Appui à la sécurité alimentaire dans le département du Sud

Dans les années 1980, la production agricole haïtienne représentait près de 80 % de la disponibilité alimentaire du pays. En 2013, 48 % des denrées alimentaires sont issus de la production agricole nationale tandis que les importations et l’aide alimentaire représentent, respectivement, 44 % et 8 %. 

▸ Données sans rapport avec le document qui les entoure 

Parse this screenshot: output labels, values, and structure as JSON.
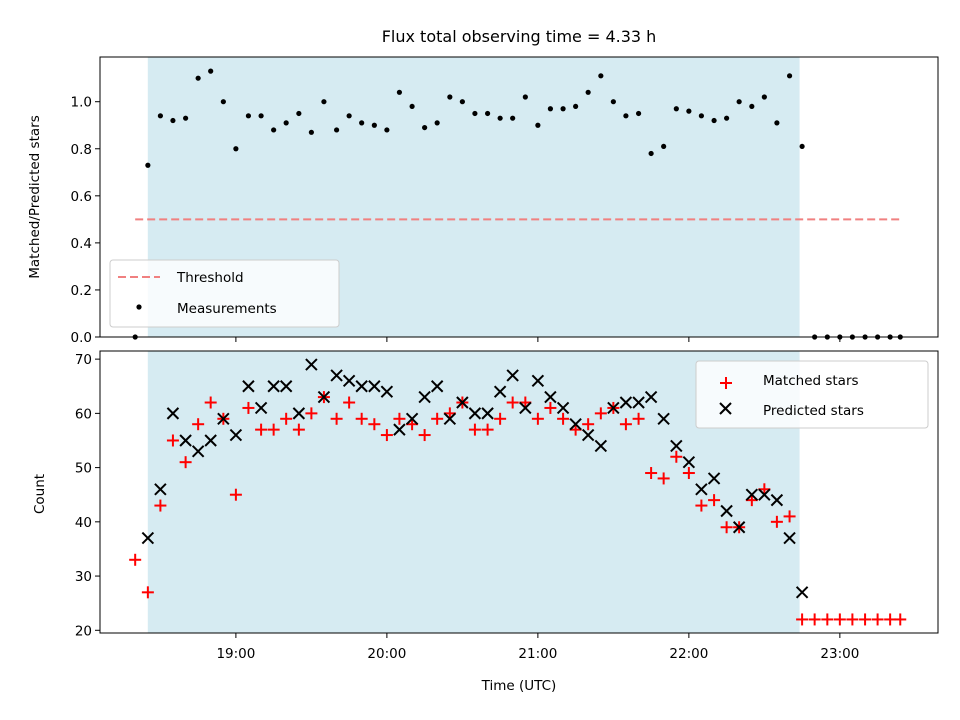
{
  "chart_data": [
    {
      "type": "scatter",
      "title": "Flux total observing time = 4.33 h",
      "xlabel": "",
      "ylabel": "Matched/Predicted stars",
      "xlim": [
        18.1,
        23.65
      ],
      "ylim": [
        0.0,
        1.19
      ],
      "yticks": [
        {
          "value": 0.0,
          "label": "0.0"
        },
        {
          "value": 0.2,
          "label": "0.2"
        },
        {
          "value": 0.4,
          "label": "0.4"
        },
        {
          "value": 0.6,
          "label": "0.6"
        },
        {
          "value": 0.8,
          "label": "0.8"
        },
        {
          "value": 1.0,
          "label": "1.0"
        }
      ],
      "observing_span": [
        18.4167,
        22.7333
      ],
      "span_color": "#add8e6",
      "threshold": {
        "name": "Threshold",
        "value": 0.5,
        "x_range": [
          18.333,
          23.4
        ],
        "color": "#f08080"
      },
      "measurements": {
        "name": "Measurements",
        "color": "#000000",
        "x": [
          18.333,
          18.417,
          18.5,
          18.583,
          18.667,
          18.75,
          18.833,
          18.917,
          19.0,
          19.083,
          19.167,
          19.25,
          19.333,
          19.417,
          19.5,
          19.583,
          19.667,
          19.75,
          19.833,
          19.917,
          20.0,
          20.083,
          20.167,
          20.25,
          20.333,
          20.417,
          20.5,
          20.583,
          20.667,
          20.75,
          20.833,
          20.917,
          21.0,
          21.083,
          21.167,
          21.25,
          21.333,
          21.417,
          21.5,
          21.583,
          21.667,
          21.75,
          21.833,
          21.917,
          22.0,
          22.083,
          22.167,
          22.25,
          22.333,
          22.417,
          22.5,
          22.583,
          22.667,
          22.75,
          22.833,
          22.917,
          23.0,
          23.083,
          23.167,
          23.25,
          23.333,
          23.4
        ],
        "y": [
          0.0,
          0.73,
          0.94,
          0.92,
          0.93,
          1.1,
          1.13,
          1.0,
          0.8,
          0.94,
          0.94,
          0.88,
          0.91,
          0.95,
          0.87,
          1.0,
          0.88,
          0.94,
          0.91,
          0.9,
          0.88,
          1.04,
          0.98,
          0.89,
          0.91,
          1.02,
          1.0,
          0.95,
          0.95,
          0.93,
          0.93,
          1.02,
          0.9,
          0.97,
          0.97,
          0.98,
          1.04,
          1.11,
          1.0,
          0.94,
          0.95,
          0.78,
          0.81,
          0.97,
          0.96,
          0.94,
          0.92,
          0.93,
          1.0,
          0.98,
          1.02,
          0.91,
          1.11,
          0.81,
          0.0,
          0.0,
          0.0,
          0.0,
          0.0,
          0.0,
          0.0,
          0.0
        ]
      },
      "legend": {
        "position": "lower left",
        "entries": [
          "Threshold",
          "Measurements"
        ]
      }
    },
    {
      "type": "scatter",
      "title": "",
      "xlabel": "Time (UTC)",
      "ylabel": "Count",
      "xlim": [
        18.1,
        23.65
      ],
      "ylim": [
        19.5,
        71.5
      ],
      "xticks": [
        {
          "value": 19.0,
          "label": "19:00"
        },
        {
          "value": 20.0,
          "label": "20:00"
        },
        {
          "value": 21.0,
          "label": "21:00"
        },
        {
          "value": 22.0,
          "label": "22:00"
        },
        {
          "value": 23.0,
          "label": "23:00"
        }
      ],
      "yticks": [
        {
          "value": 20,
          "label": "20"
        },
        {
          "value": 30,
          "label": "30"
        },
        {
          "value": 40,
          "label": "40"
        },
        {
          "value": 50,
          "label": "50"
        },
        {
          "value": 60,
          "label": "60"
        },
        {
          "value": 70,
          "label": "70"
        }
      ],
      "observing_span": [
        18.4167,
        22.7333
      ],
      "span_color": "#add8e6",
      "series": [
        {
          "name": "Matched stars",
          "marker": "+",
          "color": "#ff0000",
          "x": [
            18.333,
            18.417,
            18.5,
            18.583,
            18.667,
            18.75,
            18.833,
            18.917,
            19.0,
            19.083,
            19.167,
            19.25,
            19.333,
            19.417,
            19.5,
            19.583,
            19.667,
            19.75,
            19.833,
            19.917,
            20.0,
            20.083,
            20.167,
            20.25,
            20.333,
            20.417,
            20.5,
            20.583,
            20.667,
            20.75,
            20.833,
            20.917,
            21.0,
            21.083,
            21.167,
            21.25,
            21.333,
            21.417,
            21.5,
            21.583,
            21.667,
            21.75,
            21.833,
            21.917,
            22.0,
            22.083,
            22.167,
            22.25,
            22.333,
            22.417,
            22.5,
            22.583,
            22.667,
            22.75,
            22.833,
            22.917,
            23.0,
            23.083,
            23.167,
            23.25,
            23.333,
            23.4
          ],
          "y": [
            33,
            27,
            43,
            55,
            51,
            58,
            62,
            59,
            45,
            61,
            57,
            57,
            59,
            57,
            60,
            63,
            59,
            62,
            59,
            58,
            56,
            59,
            58,
            56,
            59,
            60,
            62,
            57,
            57,
            59,
            62,
            62,
            59,
            61,
            59,
            57,
            58,
            60,
            61,
            58,
            59,
            49,
            48,
            52,
            49,
            43,
            44,
            39,
            39,
            44,
            46,
            40,
            41,
            22,
            22,
            22,
            22,
            22,
            22,
            22,
            22,
            22
          ]
        },
        {
          "name": "Predicted stars",
          "marker": "x",
          "color": "#000000",
          "x": [
            18.417,
            18.5,
            18.583,
            18.667,
            18.75,
            18.833,
            18.917,
            19.0,
            19.083,
            19.167,
            19.25,
            19.333,
            19.417,
            19.5,
            19.583,
            19.667,
            19.75,
            19.833,
            19.917,
            20.0,
            20.083,
            20.167,
            20.25,
            20.333,
            20.417,
            20.5,
            20.583,
            20.667,
            20.75,
            20.833,
            20.917,
            21.0,
            21.083,
            21.167,
            21.25,
            21.333,
            21.417,
            21.5,
            21.583,
            21.667,
            21.75,
            21.833,
            21.917,
            22.0,
            22.083,
            22.167,
            22.25,
            22.333,
            22.417,
            22.5,
            22.583,
            22.667,
            22.75
          ],
          "y": [
            37,
            46,
            60,
            55,
            53,
            55,
            59,
            56,
            65,
            61,
            65,
            65,
            60,
            69,
            63,
            67,
            66,
            65,
            65,
            64,
            57,
            59,
            63,
            65,
            59,
            62,
            60,
            60,
            64,
            67,
            61,
            66,
            63,
            61,
            58,
            56,
            54,
            61,
            62,
            62,
            63,
            59,
            54,
            51,
            46,
            48,
            42,
            39,
            45,
            45,
            44,
            37,
            27
          ]
        }
      ],
      "legend": {
        "position": "upper right",
        "entries": [
          "Matched stars",
          "Predicted stars"
        ]
      }
    }
  ]
}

Les plans d’ajustement structurel menés en Haïti dans les années 1990 ont participé à la déstabilisation de l’agriculture haïtienne. À la suite de la suppression des barrières douanières, de nombreux produits importés sont arrivés sur les marchés locaux, concurrençant alors les produits nationaux.
 
Aujourd’hui, l’agriculture familiale haïtienne fait face à de nombreuses difficultés. Le crédit agricole est peu développé ; sans financements, les producteurs n’ont pas les moyens d’acheter ou de réparer leurs équipements : charrues pour le labourage, moulins pour la transformation des céréales, etc. L’accès aux technologies, aux conseils et à la formation est limité, il est alors difficile de faire évoluer les exploitations vers des modes de production plus adaptés. Les infrastructures telles que les systèmes d’irrigation et les équipements de stockage sont dégradés, ce qui occasionne des pertes de rendement. L’agriculture familiale haïtienne est de ce fait peu compétitive face aux importations et la valeur ajoutée créée reste relativement faible sur la plupart des filières vivrières.
 
Le gouvernement haïtien met actuellement en œuvre son Programme triennal de relance agricole (PTRA) 2013-2016. Schéma directeur pour le développement agricole du pays, il vise notamment à «accroître la productivité agricole en vue de l’augmentation des revenus des exploitations agricoles familiales et de l’autosuffisance alimentaire de son niveau actuel de 50 % à un niveau de 60 % ».

Objectifs

Le projet SECAL, mis en œuvre par le ministère de l’Agriculture, des Ressources naturelles et du Développement rural (MARNDR) a pour objectif d’améliorer la sécurité alimentaire en Haïti. Plusieurs filières prioritaires ont été ciblées : les filières maïs, haricots et la filière avicole dans le département du Sud et la filière banane plantain dans les départements de l’Ouest et de l’Artibonite.
 
Le but est d’augmenter et d’améliorer la production, la conservation, la transformation et la commercialisation de ces produits agricoles afin :
  • d’améliorer la sécurité alimentaire par l’accroissement des productions agricoles ;
  • de réduire la pauvreté en milieu rural par une meilleure redistribution de la valeur ajoutée.
 
Le projet SECAL a été construit autour de quatre composantes : 
  1. Le renforcement des filières végétales et animales ; 
  2. Le développement de la recherche agricole ;
  3. Le renforcement des capacités du Ministère de l’Agriculture, des Ressources naturelles et du Développement rural ;
  4. Le soutien à la politique d’achats locaux et au programme de cantines scolaires.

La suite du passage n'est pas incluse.